The Bridge of Sighs
by Olen Steinhauer
In this auspicious literary crime debut, an inexperienced homicide detective struggles amid the lawlessness of a post-WWII Eastern European city. It's August, 1948, three years after the Russians "liberated" this small nation from German Occupation. But the Red Army still patrols the capital's rubble-strewn streets, and the ideals of the Revolution are but memories. Twenty-two-year-old Detective Emil Brod, an eager young man who spent the war working on a fishing boat in Finland, finally gets his chance to serve his country, investigating murder for the People's Militia.
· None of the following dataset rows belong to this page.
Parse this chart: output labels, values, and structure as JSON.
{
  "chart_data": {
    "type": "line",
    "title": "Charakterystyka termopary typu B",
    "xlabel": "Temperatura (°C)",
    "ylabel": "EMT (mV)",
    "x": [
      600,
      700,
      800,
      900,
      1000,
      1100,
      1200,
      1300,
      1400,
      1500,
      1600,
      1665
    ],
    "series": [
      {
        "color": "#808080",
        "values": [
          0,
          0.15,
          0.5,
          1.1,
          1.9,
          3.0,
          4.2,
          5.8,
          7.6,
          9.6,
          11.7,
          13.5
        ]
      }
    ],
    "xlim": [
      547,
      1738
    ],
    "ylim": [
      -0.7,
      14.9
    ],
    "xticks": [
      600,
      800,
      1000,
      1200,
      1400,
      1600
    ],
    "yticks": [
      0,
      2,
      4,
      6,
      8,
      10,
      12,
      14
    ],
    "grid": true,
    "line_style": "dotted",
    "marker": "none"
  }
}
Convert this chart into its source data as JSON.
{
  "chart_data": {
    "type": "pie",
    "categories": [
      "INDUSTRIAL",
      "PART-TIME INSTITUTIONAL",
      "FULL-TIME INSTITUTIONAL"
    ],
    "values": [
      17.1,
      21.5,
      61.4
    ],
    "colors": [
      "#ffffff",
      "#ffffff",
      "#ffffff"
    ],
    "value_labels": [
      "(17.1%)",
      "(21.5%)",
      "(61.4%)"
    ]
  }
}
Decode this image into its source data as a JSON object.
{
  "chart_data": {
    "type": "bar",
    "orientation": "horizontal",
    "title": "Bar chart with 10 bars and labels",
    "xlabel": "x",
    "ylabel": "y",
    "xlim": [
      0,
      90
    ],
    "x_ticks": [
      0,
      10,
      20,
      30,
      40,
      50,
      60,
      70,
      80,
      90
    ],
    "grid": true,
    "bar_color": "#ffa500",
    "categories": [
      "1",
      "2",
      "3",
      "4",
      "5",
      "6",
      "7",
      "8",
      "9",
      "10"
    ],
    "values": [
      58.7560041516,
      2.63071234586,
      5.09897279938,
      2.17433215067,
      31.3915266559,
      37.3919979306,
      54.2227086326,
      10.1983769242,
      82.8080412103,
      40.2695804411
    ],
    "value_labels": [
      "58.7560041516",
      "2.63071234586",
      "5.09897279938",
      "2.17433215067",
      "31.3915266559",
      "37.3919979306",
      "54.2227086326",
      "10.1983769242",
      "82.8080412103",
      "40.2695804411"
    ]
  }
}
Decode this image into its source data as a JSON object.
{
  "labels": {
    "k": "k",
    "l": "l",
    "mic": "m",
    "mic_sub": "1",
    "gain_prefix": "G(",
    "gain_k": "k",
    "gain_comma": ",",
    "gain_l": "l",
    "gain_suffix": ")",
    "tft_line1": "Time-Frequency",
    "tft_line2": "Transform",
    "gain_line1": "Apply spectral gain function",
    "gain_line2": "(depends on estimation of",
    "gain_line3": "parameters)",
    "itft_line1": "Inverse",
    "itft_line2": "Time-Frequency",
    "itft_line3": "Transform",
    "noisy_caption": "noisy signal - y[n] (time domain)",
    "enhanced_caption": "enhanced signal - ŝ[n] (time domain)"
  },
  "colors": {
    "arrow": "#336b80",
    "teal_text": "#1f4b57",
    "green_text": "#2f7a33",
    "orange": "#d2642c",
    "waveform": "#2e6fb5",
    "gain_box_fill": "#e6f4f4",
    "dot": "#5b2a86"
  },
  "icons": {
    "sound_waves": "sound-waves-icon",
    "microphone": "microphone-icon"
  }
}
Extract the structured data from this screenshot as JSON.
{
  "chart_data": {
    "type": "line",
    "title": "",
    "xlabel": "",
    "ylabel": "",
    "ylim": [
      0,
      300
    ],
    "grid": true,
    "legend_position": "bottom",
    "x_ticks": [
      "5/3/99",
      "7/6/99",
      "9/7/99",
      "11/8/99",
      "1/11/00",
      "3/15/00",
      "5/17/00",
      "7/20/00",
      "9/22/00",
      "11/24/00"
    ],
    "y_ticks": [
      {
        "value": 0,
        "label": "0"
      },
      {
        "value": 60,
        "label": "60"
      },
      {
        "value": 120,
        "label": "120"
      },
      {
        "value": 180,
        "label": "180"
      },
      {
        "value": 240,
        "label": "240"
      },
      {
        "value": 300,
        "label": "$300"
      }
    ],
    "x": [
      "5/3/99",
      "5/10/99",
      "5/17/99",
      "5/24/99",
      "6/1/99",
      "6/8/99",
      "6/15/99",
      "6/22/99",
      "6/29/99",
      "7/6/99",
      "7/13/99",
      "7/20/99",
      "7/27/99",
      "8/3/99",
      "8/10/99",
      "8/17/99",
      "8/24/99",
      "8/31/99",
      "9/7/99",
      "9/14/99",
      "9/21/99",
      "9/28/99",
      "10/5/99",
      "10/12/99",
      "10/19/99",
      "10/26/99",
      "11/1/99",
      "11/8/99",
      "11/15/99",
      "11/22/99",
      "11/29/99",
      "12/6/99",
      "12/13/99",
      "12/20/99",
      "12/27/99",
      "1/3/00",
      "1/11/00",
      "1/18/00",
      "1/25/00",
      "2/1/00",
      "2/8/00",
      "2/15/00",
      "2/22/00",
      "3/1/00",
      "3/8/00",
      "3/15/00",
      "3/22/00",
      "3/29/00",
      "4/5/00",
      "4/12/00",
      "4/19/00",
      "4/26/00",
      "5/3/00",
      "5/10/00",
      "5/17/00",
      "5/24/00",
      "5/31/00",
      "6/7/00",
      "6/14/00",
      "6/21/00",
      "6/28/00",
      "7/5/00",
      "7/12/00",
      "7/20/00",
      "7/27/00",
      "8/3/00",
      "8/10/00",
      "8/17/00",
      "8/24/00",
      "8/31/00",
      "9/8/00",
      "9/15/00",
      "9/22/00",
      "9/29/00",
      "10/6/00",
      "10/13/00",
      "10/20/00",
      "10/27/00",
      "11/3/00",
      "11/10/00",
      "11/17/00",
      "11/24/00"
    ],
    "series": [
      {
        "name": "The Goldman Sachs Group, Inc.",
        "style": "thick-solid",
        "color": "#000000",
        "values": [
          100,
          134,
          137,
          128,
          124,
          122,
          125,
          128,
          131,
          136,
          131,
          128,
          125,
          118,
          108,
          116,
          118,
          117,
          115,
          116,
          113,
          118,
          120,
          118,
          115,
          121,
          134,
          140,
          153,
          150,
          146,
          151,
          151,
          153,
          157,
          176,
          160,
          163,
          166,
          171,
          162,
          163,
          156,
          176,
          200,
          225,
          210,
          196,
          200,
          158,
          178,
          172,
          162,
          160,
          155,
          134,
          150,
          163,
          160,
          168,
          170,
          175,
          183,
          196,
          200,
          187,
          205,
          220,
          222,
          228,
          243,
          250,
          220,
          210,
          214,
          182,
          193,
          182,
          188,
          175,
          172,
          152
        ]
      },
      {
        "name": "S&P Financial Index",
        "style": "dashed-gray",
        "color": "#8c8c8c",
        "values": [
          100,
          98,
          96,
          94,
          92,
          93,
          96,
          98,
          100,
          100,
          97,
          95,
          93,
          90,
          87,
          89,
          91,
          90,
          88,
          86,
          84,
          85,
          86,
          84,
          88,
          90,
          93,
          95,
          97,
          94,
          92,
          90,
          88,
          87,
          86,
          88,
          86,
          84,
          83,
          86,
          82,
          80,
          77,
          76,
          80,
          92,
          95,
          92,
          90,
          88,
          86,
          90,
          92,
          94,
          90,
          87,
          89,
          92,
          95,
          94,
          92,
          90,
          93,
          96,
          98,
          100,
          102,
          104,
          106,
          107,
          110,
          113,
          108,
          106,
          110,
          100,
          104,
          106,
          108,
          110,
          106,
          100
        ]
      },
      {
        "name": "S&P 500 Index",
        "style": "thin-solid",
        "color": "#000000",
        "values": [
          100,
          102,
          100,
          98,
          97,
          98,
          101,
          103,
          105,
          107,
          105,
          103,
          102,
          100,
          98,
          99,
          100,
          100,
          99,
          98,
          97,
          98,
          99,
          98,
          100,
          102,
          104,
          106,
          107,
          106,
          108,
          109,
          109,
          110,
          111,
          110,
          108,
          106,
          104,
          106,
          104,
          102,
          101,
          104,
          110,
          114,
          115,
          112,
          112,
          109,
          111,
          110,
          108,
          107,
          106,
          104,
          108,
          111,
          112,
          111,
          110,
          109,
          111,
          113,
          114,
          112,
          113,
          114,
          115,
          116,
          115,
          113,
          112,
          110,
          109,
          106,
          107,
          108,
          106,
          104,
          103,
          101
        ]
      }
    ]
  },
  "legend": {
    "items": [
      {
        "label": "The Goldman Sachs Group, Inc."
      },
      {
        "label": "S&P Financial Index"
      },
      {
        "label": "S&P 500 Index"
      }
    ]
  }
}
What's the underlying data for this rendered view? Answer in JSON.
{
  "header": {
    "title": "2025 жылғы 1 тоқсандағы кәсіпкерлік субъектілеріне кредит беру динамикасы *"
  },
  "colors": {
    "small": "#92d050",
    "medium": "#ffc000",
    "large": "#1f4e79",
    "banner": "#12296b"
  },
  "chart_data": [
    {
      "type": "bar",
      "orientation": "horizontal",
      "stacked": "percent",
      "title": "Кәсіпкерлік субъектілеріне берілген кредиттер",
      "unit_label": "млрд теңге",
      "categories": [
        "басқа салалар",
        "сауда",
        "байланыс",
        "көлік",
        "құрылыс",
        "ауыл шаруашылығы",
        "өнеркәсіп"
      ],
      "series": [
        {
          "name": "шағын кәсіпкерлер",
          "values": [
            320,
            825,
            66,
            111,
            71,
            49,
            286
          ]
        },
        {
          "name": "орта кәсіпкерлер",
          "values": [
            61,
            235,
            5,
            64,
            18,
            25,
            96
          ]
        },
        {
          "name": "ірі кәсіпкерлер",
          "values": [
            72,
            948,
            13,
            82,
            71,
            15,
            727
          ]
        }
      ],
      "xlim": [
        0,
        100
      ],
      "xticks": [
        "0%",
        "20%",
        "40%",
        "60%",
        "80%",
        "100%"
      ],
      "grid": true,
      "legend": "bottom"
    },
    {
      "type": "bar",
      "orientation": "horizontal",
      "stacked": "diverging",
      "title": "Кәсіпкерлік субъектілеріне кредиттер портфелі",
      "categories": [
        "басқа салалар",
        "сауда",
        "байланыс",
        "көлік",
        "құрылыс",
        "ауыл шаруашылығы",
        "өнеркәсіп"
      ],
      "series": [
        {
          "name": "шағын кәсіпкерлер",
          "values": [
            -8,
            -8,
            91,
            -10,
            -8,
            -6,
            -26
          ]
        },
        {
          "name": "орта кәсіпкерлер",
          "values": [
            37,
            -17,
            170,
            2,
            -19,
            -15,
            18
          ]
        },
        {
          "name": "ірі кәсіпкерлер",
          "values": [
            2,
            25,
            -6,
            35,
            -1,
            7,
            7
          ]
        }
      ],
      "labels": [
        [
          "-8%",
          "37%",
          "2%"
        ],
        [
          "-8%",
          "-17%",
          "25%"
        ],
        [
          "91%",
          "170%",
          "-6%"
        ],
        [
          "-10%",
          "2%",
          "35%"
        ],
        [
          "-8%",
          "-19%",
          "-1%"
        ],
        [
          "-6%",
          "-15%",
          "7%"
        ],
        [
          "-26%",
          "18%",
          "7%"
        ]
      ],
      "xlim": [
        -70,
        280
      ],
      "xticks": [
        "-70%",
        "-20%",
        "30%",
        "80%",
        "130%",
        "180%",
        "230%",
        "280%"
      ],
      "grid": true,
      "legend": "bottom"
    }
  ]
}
The victim in Emil's first case is a state songwriter, but the evidence seems to point toward a political motive. He would like to investigate further, but even in his naivete, he realizes that the police academy never prepared him for this peculiar post-war environment, in which his colleagues are suspicious or silent, where lawlessness and corruption are the rules of the city, and in which he's still expected to investigate a murder. He is truly on his own in this new, dangerous world. The Bridge of Sighs launches a unique series of crime novels featuring a dynamic cast of characters in an ever-evolving landscape, the politically volatile terrain of Eastern Europe in the second half of the 20th century. The Bridge of Sighs is a 2004 Edgar Award Nominee for Best First Novel.